Bali officials detain Russian man suspected of drugging and smuggling orangutan
A Russian tourist in Bali has been detained after airport officials found a drugged orangutan in his hand luggage, ABC reports. Twenty-seven year-old Andrei Zhestov claims he bought the orangutan for USD 4200 to keep as a pet, though two tokay geckos and four chameleons were also discovered in the man’s belongings on further investigation. Orangutans are critically endangered and on the IUCN Red List.
Brazil’s indigenous fearful of their future
In an interview with The New York Times, one of Brazil’s best known indigenous leaders, Sônia Guajajara, claims Brazil President Jair Bolsonaro, has reversed 30 years of progress in his first 50 days of government.
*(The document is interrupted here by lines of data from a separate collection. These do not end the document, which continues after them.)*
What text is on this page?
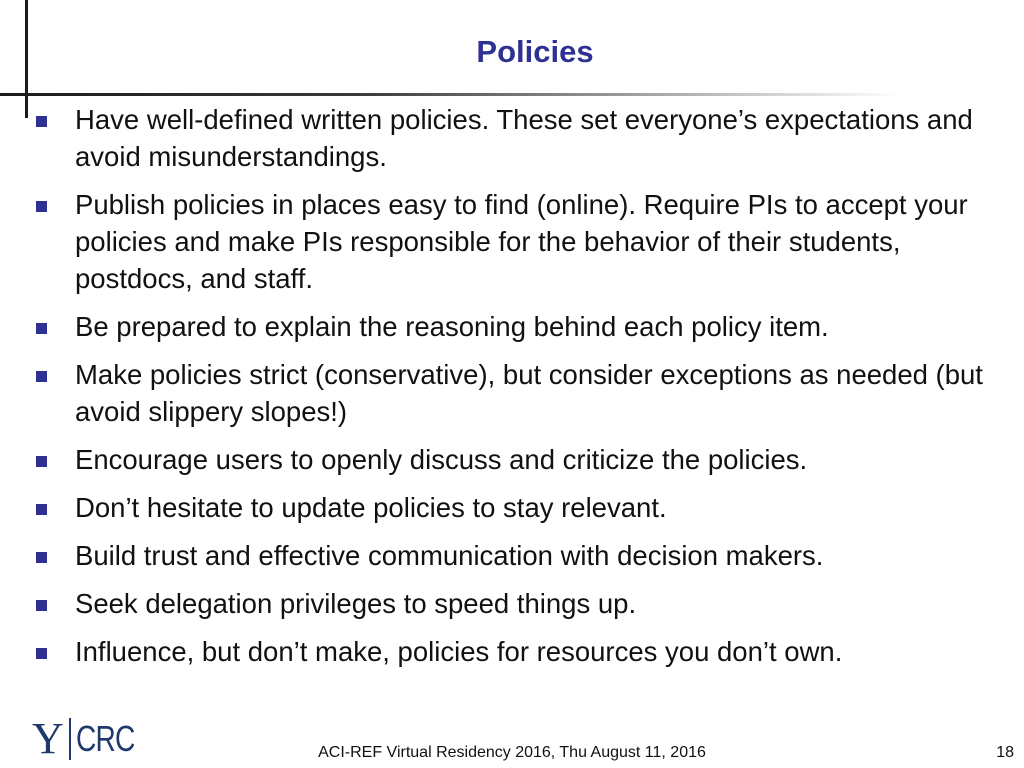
Policies
Have well-defined written policies. These set everyone’s expectations and avoid misunderstandings.
Publish policies in places easy to find (online). Require PIs to accept your policies and make PIs responsible for the behavior of their students, postdocs, and staff.
Be prepared to explain the reasoning behind each policy item.
Make policies strict (conservative), but consider exceptions as needed (but avoid slippery slopes!)
Encourage users to openly discuss and criticize the policies.
Don’t hesitate to update policies to stay relevant.
Build trust and effective communication with decision makers.
Seek delegation privileges to speed things up.
Influence, but don’t make, policies for resources you don’t own.
Y CRC	ACI-REF Virtual Residency 2016, Thu August 11, 2016	18
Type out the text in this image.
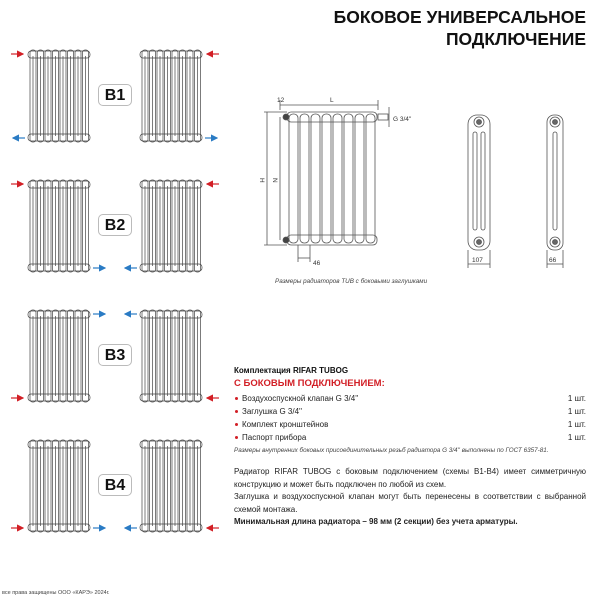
БОКОВОЕ УНИВЕРСАЛЬНОЕ
ПОДКЛЮЧЕНИЕ
B1
B2
B3
B4
12	L
G 3/4''
H N
46	107	66
Размеры радиаторов TUB с боковыми заглушками
Комплектация RIFAR TUBOG
С БОКОВЫМ ПОДКЛЮЧЕНИЕМ:
Воздухоспускной клапан G 3/4''	1 шт.
Заглушка G 3/4''	1 шт.
Комплект кронштейнов	1 шт.
Паспорт прибора	1 шт.
Размеры внутренних боковых присоединительных резьб радиатора G 3/4'' выполнены по ГОСТ 6357-81.

Радиатор RIFAR TUBOG с боковым подключением (схемы B1-B4) имеет симметричную конструкцию и может быть подключен по любой из схем.

Заглушка и воздухоспускной клапан могут быть перенесены в соответствии с выбранной схемой монтажа.

Минимальная длина радиатора – 98 мм (2 секции) без учета арматуры.
все права защищены ООО «КАРЭ» 2024г.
Agencies that work to strengthen and protect indigenous rights and the Amazon rainforest have already been weakened or defunded, and responsibilities for their oversight passed to the pro-farming, pro-mining, pro-timber agriculture ministry. The article reports that Mr. Bolsonaro wants “collective lands-” where indigenous groups have exclusive use of government owned lands under the Constitution- to be more “productive.” The populist leader has also publicly announced that “there is no such thing as an indigenous people.” As well as her concerns for the planet if the Amazon rainforest is jeopardised, Ms. Guajajara believes the president’s moves will result in ethnocide. “Ethnocide is when you kill the culture. Genocide is when you kill the people,” she said.
No-one too small to make a difference
More than 1.4 million people joined the school climate strikes on March 15th, making it the largest climate protest in history, the Guardian reports. Children in 2,233 cities and towns in 128 countries walked out of school to demonstrate against climate inaction by their governments, as covered by Forests News last week. Further strikes are planned for 12 April.